Acordo coletivo em SP dá piso de R$ 1.200 a doméstico

30 jul

Acordo coletivo em SP dá piso de R$ 1.200 a doméstico

Valor é para quem dorme no emprego; convenção não inclui a capital
Advogados, porém, afirmam que convenção pode ser questionada na Justiça; sindicatos contestam avaliação
CAROLINA MATOS
DE SÃO PAULO
Entra em vigor em 26 de agosto o primeiro acordo coletivo do país para empregados domésticos após a promulgação, em abril, da lei que amplia direitos da categoria.
O documento foi assinado entre a Federação dos Empregados e Trabalhadores Domésticos do Estado de São Paulo e o Sedesp (Sindicato dos Empregadores Domésticos do Estado) e reconhecido pela Superintendência Regional do Trabalho.
A convenção será válida em 26 municípios da Grande São Paulo –como Barueri, Cotia, Guarulhos e Osasco– e exclui cidades como São Bernardo, Santo André e a capital.
Entre os destaques do acordo, está o piso salarial de R$ 1.200 para o doméstico que dorme no emprego. E o valor sobe conforme a atividade do funcionário. Por exemplo, a babá de uma criança receberá ao menos R$ 1.600, e a de duas ou mais, R$ 2.000, desde que durma no emprego.
Apesar da restrição regional, o acordo (que detalha práticas, direitos e deveres dos trabalhadores domésticos) deve incentivar a elaboração de outras convenções, na análise de advogados.
Eles também afirmam, porém, que aspectos do texto, como os relacionados a salário e horas extras, podem ser questionados na Justiça.
QUESTIONAMENTOS
Entre os tópicos que podem ser questionados judicialmente, dizem advogados, está o chamado “salário complessivo”, permitido para os trabalhadores que dormem no emprego.
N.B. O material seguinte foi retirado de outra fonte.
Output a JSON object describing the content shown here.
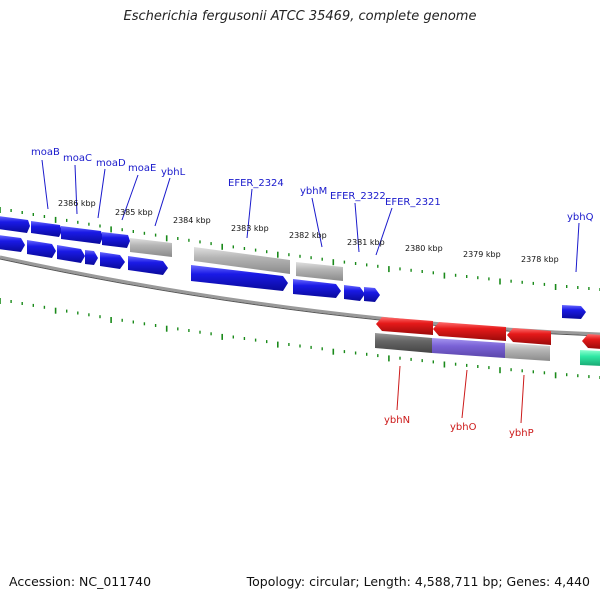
{
  "title": "Escherichia fergusonii ATCC 35469, complete genome",
  "footer": {
    "accession": "Accession: NC_011740",
    "topology": "Topology: circular; Length: 4,588,711 bp; Genes: 4,440"
  },
  "colors": {
    "forward_cds": "#1a1ae6",
    "reverse_cds": "#e61a1a",
    "gray_feature": "#b4b4b4",
    "dark_gray_feature": "#666666",
    "purple_feature": "#7a62d6",
    "green_feature": "#2ee8a4",
    "ticks": "#1a8a1a",
    "backbone": "#888888",
    "forward_label": "#1a1acc",
    "reverse_label": "#cc1a1a"
  },
  "position_labels": [
    "2386 kbp",
    "2385 kbp",
    "2384 kbp",
    "2383 kbp",
    "2382 kbp",
    "2381 kbp",
    "2380 kbp",
    "2379 kbp",
    "2378 kbp"
  ],
  "forward_gene_labels": [
    "moaB",
    "moaC",
    "moaD",
    "moaE",
    "ybhL",
    "EFER_2324",
    "ybhM",
    "EFER_2322",
    "EFER_2321",
    "ybhQ"
  ],
  "reverse_gene_labels": [
    "ybhN",
    "ybhO",
    "ybhP"
  ]
}
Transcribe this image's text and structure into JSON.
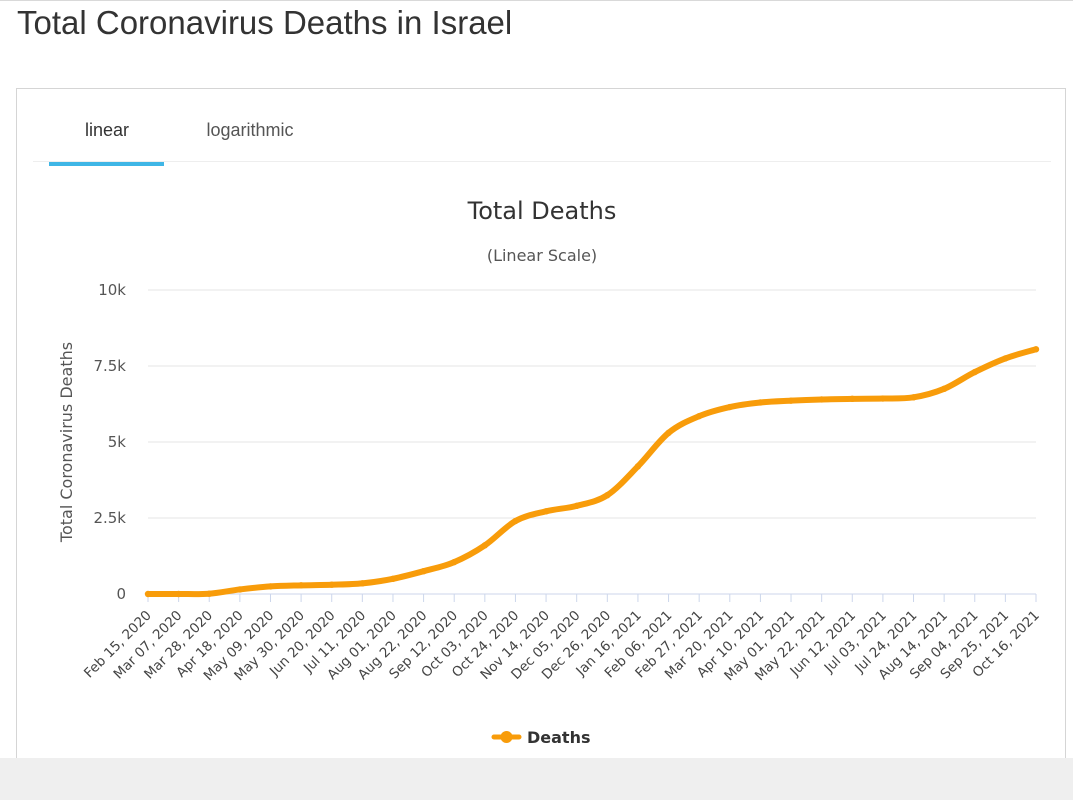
{
  "page": {
    "title": "Total Coronavirus Deaths in Israel"
  },
  "tabs": [
    {
      "label": "linear",
      "active": true
    },
    {
      "label": "logarithmic",
      "active": false
    }
  ],
  "colors": {
    "series": "#f89c0a",
    "tab_active": "#3fb6e6",
    "grid": "#e6e6e6"
  },
  "legend": {
    "icon": "legend-line-marker-icon"
  },
  "chart_data": {
    "type": "line",
    "title": "Total Deaths",
    "subtitle": "(Linear Scale)",
    "ylabel": "Total Coronavirus Deaths",
    "xlabel": "",
    "ylim": [
      0,
      10000
    ],
    "y_ticks": [
      0,
      2500,
      5000,
      7500,
      10000
    ],
    "y_tick_labels": [
      "0",
      "2.5k",
      "5k",
      "7.5k",
      "10k"
    ],
    "grid": true,
    "legend_position": "bottom-center",
    "x_tick_labels": [
      "Feb 15, 2020",
      "Mar 07, 2020",
      "Mar 28, 2020",
      "Apr 18, 2020",
      "May 09, 2020",
      "May 30, 2020",
      "Jun 20, 2020",
      "Jul 11, 2020",
      "Aug 01, 2020",
      "Aug 22, 2020",
      "Sep 12, 2020",
      "Oct 03, 2020",
      "Oct 24, 2020",
      "Nov 14, 2020",
      "Dec 05, 2020",
      "Dec 26, 2020",
      "Jan 16, 2021",
      "Feb 06, 2021",
      "Feb 27, 2021",
      "Mar 20, 2021",
      "Apr 10, 2021",
      "May 01, 2021",
      "May 22, 2021",
      "Jun 12, 2021",
      "Jul 03, 2021",
      "Jul 24, 2021",
      "Aug 14, 2021",
      "Sep 04, 2021",
      "Sep 25, 2021",
      "Oct 16, 2021"
    ],
    "series": [
      {
        "name": "Deaths",
        "points": [
          [
            "Feb 15, 2020",
            0
          ],
          [
            "Mar 07, 2020",
            0
          ],
          [
            "Mar 28, 2020",
            10
          ],
          [
            "Apr 18, 2020",
            150
          ],
          [
            "May 09, 2020",
            250
          ],
          [
            "May 30, 2020",
            285
          ],
          [
            "Jun 20, 2020",
            305
          ],
          [
            "Jul 11, 2020",
            350
          ],
          [
            "Aug 01, 2020",
            500
          ],
          [
            "Aug 22, 2020",
            750
          ],
          [
            "Sep 12, 2020",
            1050
          ],
          [
            "Oct 03, 2020",
            1600
          ],
          [
            "Oct 24, 2020",
            2400
          ],
          [
            "Nov 14, 2020",
            2720
          ],
          [
            "Dec 05, 2020",
            2900
          ],
          [
            "Dec 26, 2020",
            3250
          ],
          [
            "Jan 16, 2021",
            4200
          ],
          [
            "Feb 06, 2021",
            5300
          ],
          [
            "Feb 27, 2021",
            5850
          ],
          [
            "Mar 20, 2021",
            6150
          ],
          [
            "Apr 10, 2021",
            6300
          ],
          [
            "May 01, 2021",
            6360
          ],
          [
            "May 22, 2021",
            6400
          ],
          [
            "Jun 12, 2021",
            6420
          ],
          [
            "Jul 03, 2021",
            6430
          ],
          [
            "Jul 24, 2021",
            6470
          ],
          [
            "Aug 14, 2021",
            6750
          ],
          [
            "Sep 04, 2021",
            7300
          ],
          [
            "Sep 25, 2021",
            7750
          ],
          [
            "Oct 16, 2021",
            8050
          ]
        ]
      }
    ]
  }
}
Ele unifica, sem detalhar, os valores a receber, como horas extras e adicionais, além do salário.
“A jurisprudência do Tribunal Superior do Trabalho diz que isso não vale para outras categorias”, diz Otavio Pinto e Silva, sócio do setor trabalhista do escritório Siqueira Castro Advogados.
“Portanto, se o trabalhador mover uma ação judicial depois de ter saído do emprego argumentando que não recebeu devidamente, o juiz poderá dar ganho de causa.”
O mesmo raciocínio valeria para um acordo de mais de duas horas extras ao dia, diz Frank Santos, advogado trabalhista do M&M Advogados. “Isso é ilegal.”
Margareth Galvão Carbinato, fundadora e presidente de honra do Sedesp, contesta.
“Todos podem reivindicar na Justiça o que desejarem, mas a convenção tem força de lei e esse será o argumento da defesa se necessário.”
Para Camila Ferrari, assistente jurídica da federação dos empregados, “o acordo está abrangente”.
“Abordamos mesmo pontos que ainda dependem de regulamentação, como auxílio-creche e salário-família.”
REGULAMENTAÇÃO
Proposta depende de aprovação
A lei dos domésticos depende de regulamentação em diversos pontos, como os percentuais e a forma de pagamento, pelo patrão, do FGTS (Fundo de Garantia do Tempo de Serviço) e do INSS. O texto, aprovado pelo Senado, aguarda análise da Câmara. Se passar, seguirá para sanção da Presidência. Caso contrário, voltará para o Senado.